We most certainly need to control the spread of the coronavirus first and foremost. We are just beginning to see some hope in a return to some normality in the United States. Do we open our country now to thousands of unvaccinated immigrants coming here clandestinely, while schools, businesses, restaurants remain in lockdown? Are we ready for more waves?



mtierney said:


If such a scenario were even remotely possible, and folks could wait at home until the proper time to safely exit — murderous gangs cooperating — we would not have a problem. Legal immigration works that way.

We most certainly need to control the spread of the coronavirus first and foremost. We are just beginning to see some hope in a return to some normality in the United States. Do we open our country now to thousands of unvaccinated immigrants coming here clandestinely, while schools, businesses, restaurants remain in lockdown? Are we ready for more waves?

 I go back and forth on whether you are dishonest or misinformed (or whether the distinction matters much and you are just choosing to be misinformed).

Under the Trump admin, gang violence was not grounds for asylum claims. How is it that you can say "legal immigration works that way" while simultaneously supporting efforts to prevent people from legally immigrating that way?

And as for your incoherence and (willful?) ignorance on covid policy, don't get me started.


mtierney said:

We most certainly need to control the spread of the coronavirus first and foremost. We are just beginning to see some hope in a return to some normality in the United States. Do we open our country now to thousands of unvaccinated immigrants coming here clandestinely, while schools, businesses, restaurants remain in lockdown? Are we ready for more waves?

Now that it can be used as a (phony) argument against migrants from Latin America, Republicans and other conservatives have suddenly discovered the risks of spreading Covid-19.


Fact -

White people who ignore and mock mask mandates, and demand premature relaxing of health and safety measures, are MORE likely to cause the spread of Covid-19 than people of color who are tested and follow safety protocols as they are processed through US Immigration.

Example: Idaho.


Coverage of the migrant surge at the border shows how easily the media can be trolled by Republicans

It was inevitable that a crisis at the U.S. border with Mexico would refocus the media away from the ongoing pandemic and the consequential economic fallout. Those are old stories and it appears that most people believe the nation is "rounding the turn," as Trump used to weirdly say. The immigration story, however, while one that repeats itself every few years, most recently in 2019, offers up a deeply satisfying new narrative for the media: "Donald Trump was right." 

Surely the executive branch under Biden now has responsibility for doing what they can to put a band aid on this wound.

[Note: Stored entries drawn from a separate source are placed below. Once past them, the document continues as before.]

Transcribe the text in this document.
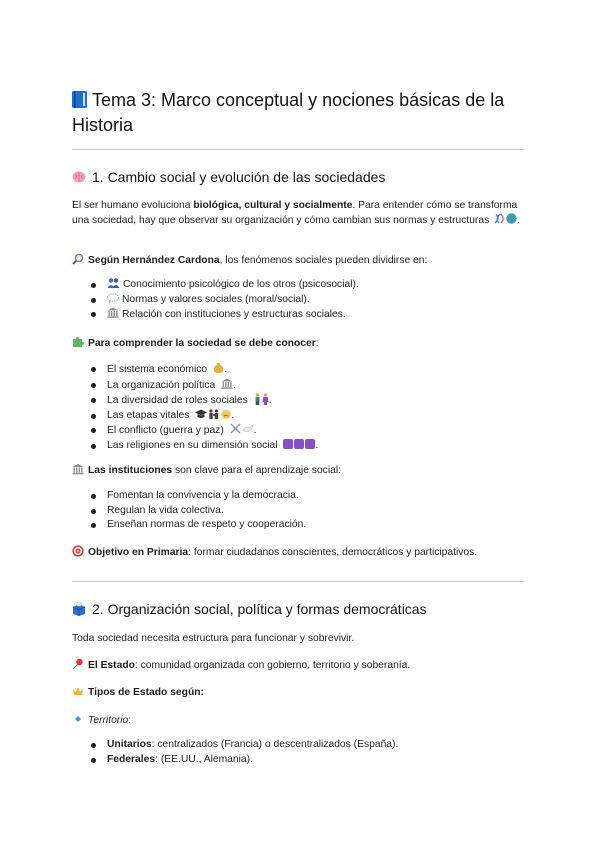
Tema 3: Marco conceptual y nociones básicas de la Historia
1. Cambio social y evolución de las sociedades

El ser humano evoluciona biológica, cultural y socialmente. Para entender cómo se transforma una sociedad, hay que observar su organización y cómo cambian sus normas y estructuras	.

Según Hernández Cardona, los fenómenos sociales pueden dividirse en:

Conocimiento psicológico de los otros (psicosocial).
Normas y valores sociales (moral/social).
Relación con instituciones y estructuras sociales.

Para comprender la sociedad se debe conocer:

El sistema económico .
La organización política .
La diversidad de roles sociales .
Las etapas vitales	.
El conflicto (guerra y paz)	.
Las religiones en su dimensión social	.

Las instituciones son clave para el aprendizaje social:

Fomentan la convivencia y la democracia.
Regulan la vida colectiva.
Enseñan normas de respeto y cooperación.

Objetivo en Primaria: formar ciudadanos conscientes, democráticos y participativos.

2. Organización social, política y formas democráticas

Toda sociedad necesita estructura para funcionar y sobrevivir.

El Estado: comunidad organizada con gobierno, territorio y soberanía.

Tipos de Estado según:

Territorio:

Unitarios: centralizados (Francia) o descentralizados (España).
Federales: (EE.UU., Alemania).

But it's also obvious that a real solution will only come via legislation. 

And it's also obvious there won't be legislation. And we know why -- Republicans don't WANT to fix this crisis. They didn't want to find a solution with a Republican in the White House, so why would they when Biden is president.

Honest coverage of this issue wouldn't lay the blame on a White House that doesn't have the means to solve it alone. Honest coverage would be identifying GOP obstruction in Congress as the main culprit. 


nohero said:

Now that it can be used as a (phony) argument against migrants from Latin America, Republicans and other conservatives have suddenly discovered the risks of spreading Covid-19.

 Back 2018 the same people said it was leprosy and smallpox.


PVW said:


mtierney said:


If such a scenario were even remotely possible, and folks could wait at home until the proper time to safely exit — murderous gangs cooperating — we would not have a problem. Legal immigration works that way.

Under the Trump admin, gang violence was not grounds for asylum claims. How is it that you can say "legal immigration works that way" while simultaneously supporting efforts to prevent people from legally immigrating that way?

I could be wrong, but I thought mtierney was saying legal immigration works that way -- through local petitioning and process -- when there aren't murderous gangs. That is, when there are murderous gangs, local petitioning and process are moot.